ついでに言いますと、Z80ではHLレジスタと同じように、BCレジスタやDEレジスタを使ってメモリの間接アドレッシングができますが、PIC18Fで、FSR 0、FSR 1、FSR 2の3組のレジスタが使えるというところもZ80に似ています。

メモリの間接アドレッシングはZ80では、
LD (HL),A
のように使います。
Aレジスタの値をHLレジスタで示すメモリアドレスに書き込む、という命令です。

PIC18Fの場合も、これと全く同じように使います。
movwf INDF0
と書くと、FSR0H、FSR0Lで示されるメモリアドレスに、wレジスタの値を書く、という命令になります。

PIC18Fの場合にはさらに便利な機能が使えます。
上のプログラムで使っているPOSTDECがそれです。

movwf INDF0
と書く代わりに、
movwf POSTDEC0
と書くと、
movwf INDF0
を実行したあと、FSR0H、FSR0Lを合わせて保持している16ビットのメモリアドレスを−1(decrement)してくれます。
しかもその場合、下位8ビットから上位8ビットへのボローが生じた場合には、上位8ビットも−1してくれますから、これは実にありがたい機能です。

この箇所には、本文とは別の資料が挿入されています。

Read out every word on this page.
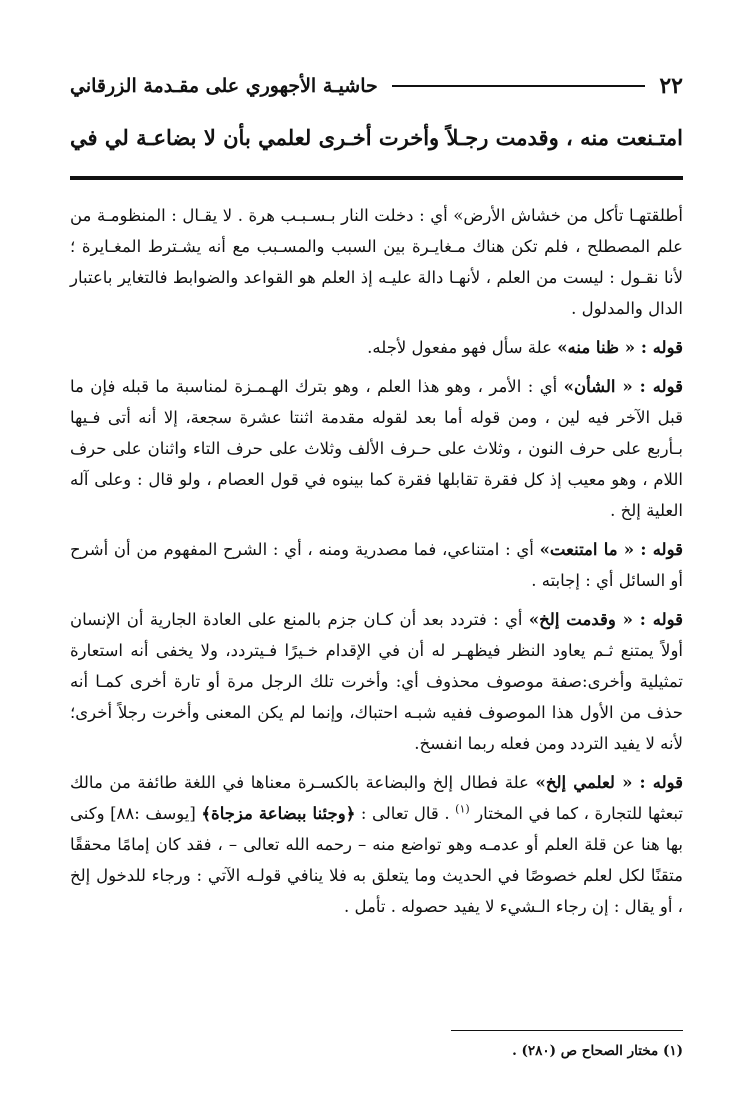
٢٢
حاشيـة الأجهوري على مقـدمة الزرقاني
امتـنعت منه ، وقدمت رجـلاً وأخرت أخـرى لعلمي بأن لا بضاعـة لي في

أطلقتهـا تأكل من خشاش الأرض» أي : دخلت النار بـسـبـب هرة . لا يقـال : المنظومـة من علم المصطلح ، فلم تكن هناك مـغايـرة بين السبب والمسـبب مع أنه يشـترط المغـايرة ؛ لأنا نقـول : ليست من العلم ، لأنهـا دالة عليـه إذ العلم هو القواعد والضوابط فالتغاير باعتبار الدال والمدلول .

قوله : « ظنا منه» علة سأل فهو مفعول لأجله.

قوله : « الشأن» أي : الأمر ، وهو هذا العلم ، وهو بترك الهـمـزة لمناسبة ما قبله فإن ما قبل الآخر فيه لين ، ومن قوله أما بعد لقوله مقدمة اثنتا عشرة سجعة، إلا أنه أتى فـيها بـأربع على حرف النون ، وثلاث على حـرف الألف وثلاث على حرف التاء واثنان على حرف اللام ، وهو معيب إذ كل فقرة تقابلها فقرة كما بينوه في قول العصام ، ولو قال : وعلى آله العلية إلخ .

قوله : « ما امتنعت» أي : امتناعي، فما مصدرية ومنه ، أي : الشرح المفهوم من أن أشرح أو السائل أي : إجابته .

قوله : « وقدمت إلخ» أي : فتردد بعد أن كـان جزم بالمنع على العادة الجارية أن الإنسان أولاً يمتنع ثـم يعاود النظر فيظهـر له أن في الإقدام خـيرًا فـيتردد، ولا يخفى أنه استعارة تمثيلية وأخرى:صفة موصوف محذوف أي: وأخرت تلك الرجل مرة أو تارة أخرى كمـا أنه حذف من الأول هذا الموصوف ففيه شبـه احتباك، وإنما لم يكن المعنى وأخرت رجلاً أخرى؛ لأنه لا يفيد التردد ومن فعله ربما انفسخ.

قوله : « لعلمي إلخ» علة فطال إلخ والبضاعة بالكسـرة معناها في اللغة طائفة من مالك تبعثها للتجارة ، كما في المختار $^{(١)}$ . قال تعالى : ﴿وجئنا ببضاعة مزجاة﴾ [يوسف :٨٨] وكنى بها هنا عن قلة العلم أو عدمـه وهو تواضع منه – رحمه الله تعالى – ، فقد كان إمامًا محققًا متقنًا لكل لعلم خصوصًا في الحديث وما يتعلق به فلا ينافي قولـه الآتي : ورجاء للدخول إلخ ، أو يقال : إن رجاء الـشيء لا يفيد حصوله . تأمل .

(١) مختار الصحاح ص (٢٨٠) .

もちろんこれも、POSTDEC0、POSTDEC1、POSTDEC2の3通りが用意されています。
このほかさらに、POSTINC0、POSTINC1、POSTINC2やPREINC0、PREINC1、PREINC2などもあります。
これらのレジスタについては[第418回][第419回]で説明をしておりますので、くわしくはそちらをご参照願います。